There are tons of sites out there with free graphics. You can find a bunch of these sites through freepik.com. It seems that 99% of these graphics use the CC Attribution 3.0 license. I’m wondering what the deal really is with these graphics, and the sites they are hosted on and their licences. I can understand if you are using someone’s photo from Flickr or a free web template that you would put some attribution in the caption or footer. But when you are using one vector icon on a website or using a Photoshop pattern as a small part of some larger graphic… are people really expected to attribute that somewhere? I find it hard to imagine that people are carefully attributing things every time they use these graphics. Some of these graphics appear for download on multiple sites and they don’t even attribute each other. How do I know that the CC license is real and not just a default license applied to every graphic on a particular site?

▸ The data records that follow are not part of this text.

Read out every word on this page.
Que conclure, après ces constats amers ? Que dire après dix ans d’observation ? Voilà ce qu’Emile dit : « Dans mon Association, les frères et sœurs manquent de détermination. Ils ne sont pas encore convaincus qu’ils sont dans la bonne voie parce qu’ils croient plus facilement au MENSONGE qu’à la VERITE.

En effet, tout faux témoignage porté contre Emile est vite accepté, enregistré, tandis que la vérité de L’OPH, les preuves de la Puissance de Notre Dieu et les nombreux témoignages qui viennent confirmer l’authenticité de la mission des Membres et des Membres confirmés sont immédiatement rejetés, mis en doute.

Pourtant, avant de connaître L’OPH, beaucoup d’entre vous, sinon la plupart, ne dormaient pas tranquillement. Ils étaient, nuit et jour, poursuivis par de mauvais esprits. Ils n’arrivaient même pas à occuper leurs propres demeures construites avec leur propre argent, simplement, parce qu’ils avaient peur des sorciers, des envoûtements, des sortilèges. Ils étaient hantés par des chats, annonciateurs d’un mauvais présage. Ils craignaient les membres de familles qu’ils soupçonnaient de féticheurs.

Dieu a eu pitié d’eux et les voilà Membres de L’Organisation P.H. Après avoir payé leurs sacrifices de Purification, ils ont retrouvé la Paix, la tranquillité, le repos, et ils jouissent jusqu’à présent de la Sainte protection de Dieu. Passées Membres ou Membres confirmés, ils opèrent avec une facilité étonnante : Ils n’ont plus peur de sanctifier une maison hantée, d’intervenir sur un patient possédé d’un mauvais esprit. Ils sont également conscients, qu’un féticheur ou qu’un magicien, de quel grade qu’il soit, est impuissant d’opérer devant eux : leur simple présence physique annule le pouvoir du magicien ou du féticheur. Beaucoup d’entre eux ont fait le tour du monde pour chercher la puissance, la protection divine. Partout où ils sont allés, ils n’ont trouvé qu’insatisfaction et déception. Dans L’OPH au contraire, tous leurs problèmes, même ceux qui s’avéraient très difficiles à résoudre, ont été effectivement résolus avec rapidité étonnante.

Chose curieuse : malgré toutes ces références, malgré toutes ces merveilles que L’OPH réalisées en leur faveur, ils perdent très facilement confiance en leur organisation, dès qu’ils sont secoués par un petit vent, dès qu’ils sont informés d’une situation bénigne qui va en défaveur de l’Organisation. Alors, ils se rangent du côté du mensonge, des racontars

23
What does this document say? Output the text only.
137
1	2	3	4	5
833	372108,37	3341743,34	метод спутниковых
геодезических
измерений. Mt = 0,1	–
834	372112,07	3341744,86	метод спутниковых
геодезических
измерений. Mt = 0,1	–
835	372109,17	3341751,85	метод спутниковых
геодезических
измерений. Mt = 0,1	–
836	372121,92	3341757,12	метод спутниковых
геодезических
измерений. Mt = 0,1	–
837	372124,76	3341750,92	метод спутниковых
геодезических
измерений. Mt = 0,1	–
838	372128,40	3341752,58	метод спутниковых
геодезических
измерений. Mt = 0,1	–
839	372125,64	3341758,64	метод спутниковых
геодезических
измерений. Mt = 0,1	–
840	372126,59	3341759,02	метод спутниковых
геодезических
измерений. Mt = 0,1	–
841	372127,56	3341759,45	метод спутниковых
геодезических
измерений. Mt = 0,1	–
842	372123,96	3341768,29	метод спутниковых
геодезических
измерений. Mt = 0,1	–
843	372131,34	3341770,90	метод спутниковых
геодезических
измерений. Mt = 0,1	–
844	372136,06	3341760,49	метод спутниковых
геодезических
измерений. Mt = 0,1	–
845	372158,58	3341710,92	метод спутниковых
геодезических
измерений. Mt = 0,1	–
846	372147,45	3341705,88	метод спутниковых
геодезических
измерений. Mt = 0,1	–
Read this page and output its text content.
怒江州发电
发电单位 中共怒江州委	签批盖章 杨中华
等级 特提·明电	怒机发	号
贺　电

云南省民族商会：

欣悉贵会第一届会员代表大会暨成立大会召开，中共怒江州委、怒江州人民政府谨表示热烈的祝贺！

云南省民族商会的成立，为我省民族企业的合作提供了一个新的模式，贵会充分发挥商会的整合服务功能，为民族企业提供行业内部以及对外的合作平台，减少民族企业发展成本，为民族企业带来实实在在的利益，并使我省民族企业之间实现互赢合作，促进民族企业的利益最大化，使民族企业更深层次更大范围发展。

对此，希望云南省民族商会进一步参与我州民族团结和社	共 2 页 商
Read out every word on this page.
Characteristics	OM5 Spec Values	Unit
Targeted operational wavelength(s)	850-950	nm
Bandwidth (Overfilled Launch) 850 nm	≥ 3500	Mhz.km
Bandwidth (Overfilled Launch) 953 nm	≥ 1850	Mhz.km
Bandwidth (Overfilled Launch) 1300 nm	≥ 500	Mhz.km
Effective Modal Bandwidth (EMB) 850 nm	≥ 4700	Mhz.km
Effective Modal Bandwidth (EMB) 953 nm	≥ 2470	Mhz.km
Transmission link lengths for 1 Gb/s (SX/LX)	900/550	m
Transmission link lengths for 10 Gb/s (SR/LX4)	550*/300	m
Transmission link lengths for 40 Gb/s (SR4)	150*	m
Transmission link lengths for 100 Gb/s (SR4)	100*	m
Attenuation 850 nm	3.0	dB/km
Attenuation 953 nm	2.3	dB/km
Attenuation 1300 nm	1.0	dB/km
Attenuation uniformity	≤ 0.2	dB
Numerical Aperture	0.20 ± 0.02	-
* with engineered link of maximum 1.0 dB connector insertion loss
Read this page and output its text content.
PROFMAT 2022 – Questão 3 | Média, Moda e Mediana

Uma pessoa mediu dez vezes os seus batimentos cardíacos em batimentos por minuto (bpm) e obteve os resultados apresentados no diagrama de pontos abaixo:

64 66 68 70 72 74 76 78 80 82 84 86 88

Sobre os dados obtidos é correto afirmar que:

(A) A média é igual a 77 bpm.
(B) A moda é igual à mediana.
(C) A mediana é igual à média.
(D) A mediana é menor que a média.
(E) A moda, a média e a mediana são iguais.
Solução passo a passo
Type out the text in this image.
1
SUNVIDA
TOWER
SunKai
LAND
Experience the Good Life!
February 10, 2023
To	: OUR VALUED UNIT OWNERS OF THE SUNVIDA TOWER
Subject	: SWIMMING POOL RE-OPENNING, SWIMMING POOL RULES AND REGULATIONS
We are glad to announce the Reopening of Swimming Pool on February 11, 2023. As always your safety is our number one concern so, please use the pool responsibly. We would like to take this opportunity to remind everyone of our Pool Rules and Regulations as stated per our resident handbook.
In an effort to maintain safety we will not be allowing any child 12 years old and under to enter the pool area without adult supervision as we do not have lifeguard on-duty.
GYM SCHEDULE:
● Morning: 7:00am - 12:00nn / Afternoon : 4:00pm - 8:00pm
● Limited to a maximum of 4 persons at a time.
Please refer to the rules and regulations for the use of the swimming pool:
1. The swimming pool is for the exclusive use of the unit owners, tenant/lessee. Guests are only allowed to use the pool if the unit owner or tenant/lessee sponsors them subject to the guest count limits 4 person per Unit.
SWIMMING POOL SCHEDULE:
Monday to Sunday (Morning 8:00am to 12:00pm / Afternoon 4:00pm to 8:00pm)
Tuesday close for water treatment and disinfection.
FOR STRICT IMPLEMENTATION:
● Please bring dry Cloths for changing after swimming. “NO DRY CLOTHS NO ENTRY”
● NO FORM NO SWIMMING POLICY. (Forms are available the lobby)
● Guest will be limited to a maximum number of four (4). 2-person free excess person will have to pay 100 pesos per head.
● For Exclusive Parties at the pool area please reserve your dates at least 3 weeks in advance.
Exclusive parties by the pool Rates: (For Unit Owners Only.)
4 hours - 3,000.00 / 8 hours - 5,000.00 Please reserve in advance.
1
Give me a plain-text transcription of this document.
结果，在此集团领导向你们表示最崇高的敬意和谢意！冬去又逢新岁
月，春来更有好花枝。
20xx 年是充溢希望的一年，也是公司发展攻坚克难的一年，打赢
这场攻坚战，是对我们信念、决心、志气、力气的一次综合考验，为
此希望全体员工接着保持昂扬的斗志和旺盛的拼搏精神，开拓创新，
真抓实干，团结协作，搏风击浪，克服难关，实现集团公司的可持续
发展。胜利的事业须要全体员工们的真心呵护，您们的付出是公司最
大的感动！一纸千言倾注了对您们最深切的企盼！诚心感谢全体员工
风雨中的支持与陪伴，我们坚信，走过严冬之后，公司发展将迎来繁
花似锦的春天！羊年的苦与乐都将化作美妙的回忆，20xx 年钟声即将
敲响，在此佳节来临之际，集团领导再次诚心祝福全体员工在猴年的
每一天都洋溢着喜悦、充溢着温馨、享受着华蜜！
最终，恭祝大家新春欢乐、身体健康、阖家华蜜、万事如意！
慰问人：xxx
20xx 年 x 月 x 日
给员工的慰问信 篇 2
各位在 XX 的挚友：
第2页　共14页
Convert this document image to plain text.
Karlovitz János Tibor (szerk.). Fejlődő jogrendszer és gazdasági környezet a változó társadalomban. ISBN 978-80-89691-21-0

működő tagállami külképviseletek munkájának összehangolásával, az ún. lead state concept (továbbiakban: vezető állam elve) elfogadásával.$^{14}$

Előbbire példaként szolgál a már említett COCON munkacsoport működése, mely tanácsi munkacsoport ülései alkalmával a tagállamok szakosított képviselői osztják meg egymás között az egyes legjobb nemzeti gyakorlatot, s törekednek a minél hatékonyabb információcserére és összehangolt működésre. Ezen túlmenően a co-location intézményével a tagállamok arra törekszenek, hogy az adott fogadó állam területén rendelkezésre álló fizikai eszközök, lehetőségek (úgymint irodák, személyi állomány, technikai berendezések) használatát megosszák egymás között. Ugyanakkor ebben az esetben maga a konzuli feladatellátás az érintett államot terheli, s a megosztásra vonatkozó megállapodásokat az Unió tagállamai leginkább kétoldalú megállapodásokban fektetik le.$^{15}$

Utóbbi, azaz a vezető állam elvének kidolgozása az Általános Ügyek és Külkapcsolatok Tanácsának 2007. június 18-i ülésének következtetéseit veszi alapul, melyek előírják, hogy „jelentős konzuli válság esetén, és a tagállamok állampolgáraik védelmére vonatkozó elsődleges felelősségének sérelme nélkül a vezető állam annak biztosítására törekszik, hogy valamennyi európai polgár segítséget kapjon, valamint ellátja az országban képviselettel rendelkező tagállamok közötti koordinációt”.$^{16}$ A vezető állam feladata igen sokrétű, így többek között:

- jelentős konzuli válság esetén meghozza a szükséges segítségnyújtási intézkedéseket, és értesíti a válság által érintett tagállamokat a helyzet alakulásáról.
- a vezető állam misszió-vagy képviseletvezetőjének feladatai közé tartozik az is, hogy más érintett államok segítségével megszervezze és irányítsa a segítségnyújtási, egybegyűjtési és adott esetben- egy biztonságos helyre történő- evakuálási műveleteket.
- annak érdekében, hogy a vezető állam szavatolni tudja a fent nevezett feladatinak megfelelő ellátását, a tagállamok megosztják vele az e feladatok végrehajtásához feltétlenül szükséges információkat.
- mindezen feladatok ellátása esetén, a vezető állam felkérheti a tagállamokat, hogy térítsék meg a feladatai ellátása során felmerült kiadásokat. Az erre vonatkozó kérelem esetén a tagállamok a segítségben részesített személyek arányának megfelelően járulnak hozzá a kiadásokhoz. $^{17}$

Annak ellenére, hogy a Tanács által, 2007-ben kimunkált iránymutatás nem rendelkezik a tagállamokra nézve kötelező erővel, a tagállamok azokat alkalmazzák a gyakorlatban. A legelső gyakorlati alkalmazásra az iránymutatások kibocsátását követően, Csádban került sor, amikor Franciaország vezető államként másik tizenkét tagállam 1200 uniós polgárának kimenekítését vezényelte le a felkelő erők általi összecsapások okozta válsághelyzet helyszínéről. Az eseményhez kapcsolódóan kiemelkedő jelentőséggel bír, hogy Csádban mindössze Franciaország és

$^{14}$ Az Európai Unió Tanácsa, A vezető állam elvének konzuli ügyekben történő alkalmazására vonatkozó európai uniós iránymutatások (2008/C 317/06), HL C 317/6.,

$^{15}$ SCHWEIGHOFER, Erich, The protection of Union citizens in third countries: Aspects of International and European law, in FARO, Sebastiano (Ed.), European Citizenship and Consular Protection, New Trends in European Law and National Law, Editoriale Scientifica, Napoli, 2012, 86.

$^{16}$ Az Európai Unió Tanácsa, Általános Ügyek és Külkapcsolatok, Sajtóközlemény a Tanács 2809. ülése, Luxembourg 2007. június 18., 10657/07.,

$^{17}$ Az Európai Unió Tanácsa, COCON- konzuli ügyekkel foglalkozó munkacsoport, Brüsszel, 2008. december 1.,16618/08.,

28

My real question is: in the context of using one or two different graphics from these free sites as minor elements in a web or graphic design, is it really necessary to attribute someone, and if so, how do I know who I should really attribute?
It’s absolutely necessary to attribute any third party graphics that your site utilizes as specified by the license agreement. Just because there might be other sites out there not properly attributing artwork doesn’t make it okay at all. If the icon is so “basic” or “minor” that you think it’s silly to give attribution, then consider just creating the artwork you require yourself.
Whether or not the site you’re downloading the art from has the rights to distribute the files under a CC license is certainly a judgement call. Does the site look sketchy and contain stock artwork that you can find on more “legitimate” sites for a paid license? Probably best to avoid it. It’s in your best interest to protect yourself in these cases, exercise due diligence to confirm the legitimacy of the license so that you have plausible deniability if any issues do crop up down the road.
The biggest re-assurance that you’re safe to proceed is if the site lists the actual author (and even better, links to their personal web page). If you can trace the origin back to an actual person, the chances are better that the CC license is legitimate and not just ripped from another website.